Thursday, January 07, 2010

Will Porkulus Help? In One Word, No.

Mid-length essay on the Keynes Fallacy here.

Riedl (Heritage) shoots down the usual Keynsian fallacies. A couple of them:

...among proponents of government spending there is a strong focus on whether people are spending or saving, with the implication that spending circulates through the economy while savings effectively drop out.

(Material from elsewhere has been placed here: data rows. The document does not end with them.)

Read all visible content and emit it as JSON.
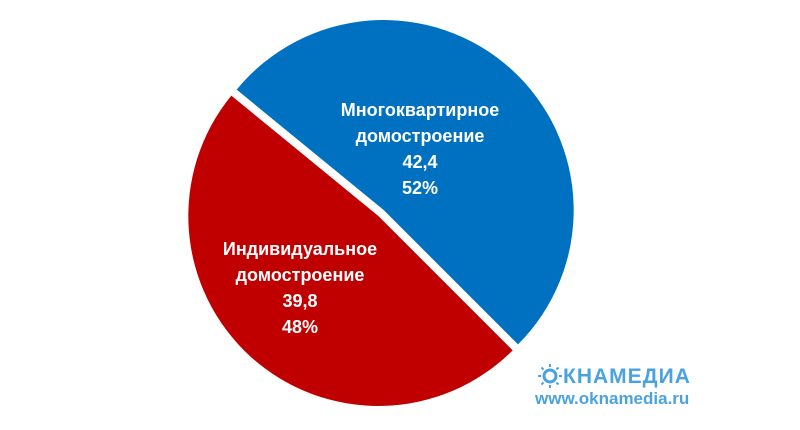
{
  "chart_data": {
    "type": "pie",
    "categories": [
      "Многоквартирное домостроение",
      "Индивидуальное домостроение"
    ],
    "values": [
      42.4,
      39.8
    ],
    "value_labels": [
      "42,4",
      "39,8"
    ],
    "percents": [
      52,
      48
    ],
    "percent_labels": [
      "52%",
      "48%"
    ],
    "colors": [
      "#0070c0",
      "#c00000"
    ]
  },
  "watermark": {
    "brand": "КНАМЕДИА",
    "url": "www.oknamedia.ru"
  }
}
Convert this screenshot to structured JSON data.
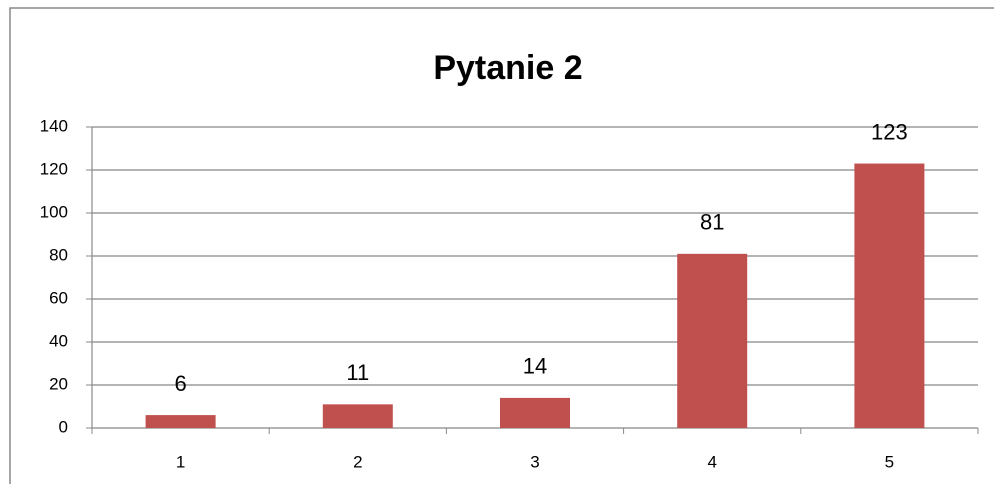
{
  "chart_data": {
    "type": "bar",
    "title": "Pytanie 2",
    "categories": [
      "1",
      "2",
      "3",
      "4",
      "5"
    ],
    "values": [
      6,
      11,
      14,
      81,
      123
    ],
    "color": "#c0504d",
    "ylim": [
      0,
      140
    ],
    "yticks": [
      0,
      20,
      40,
      60,
      80,
      100,
      120,
      140
    ],
    "grid": true
  }
}
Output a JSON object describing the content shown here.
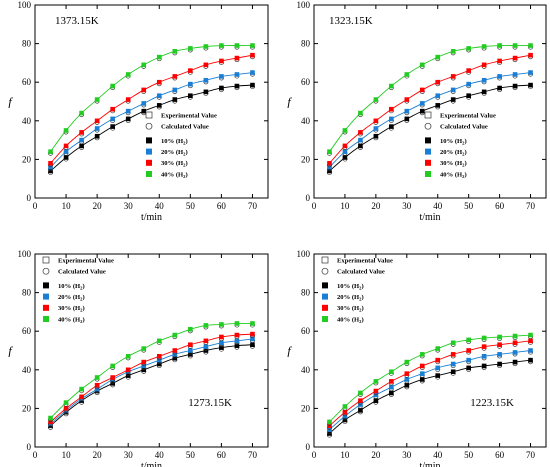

But savings do not drop out of the economy. Nearly all people put their savings in: (1) banks, which quickly lend the money to others to spend; (2) investments in stocks and bonds; or (3) personal debt reduction. In each of these situations, the financial system transfers one person's savings to someone else who can spend it. So all money is quickly spent regardless of whether it was initially consumed or saved. The only savings that drop out of the economy are those hoarded in mattresses and safes.

OK. Next?

...government spending can put under-utilized factories and individuals to work--but only by idling other resources in whatever part of the economy supplied the funds. If adding $1 billion would create 40,000 jobs in one depressed part of the economy, then losing $1 billion will cost roughly the same number of jobs in whatever part of the economy supplied Washington with the funds

And this one:

Declining consumption means that either: (A) more income is diverted into investment or government spending (which is zero-sum in the short run); or (B) less income is created overall, which typically leads to less spending across all categories. For the latter situation, the solution is to create incentives for productivity that create more wealth and income for people to spend across all categories.

There's also the question of "bubbles," which are a result of mal-investment. Were dotcoms really worth all that money? Houses? Tulips?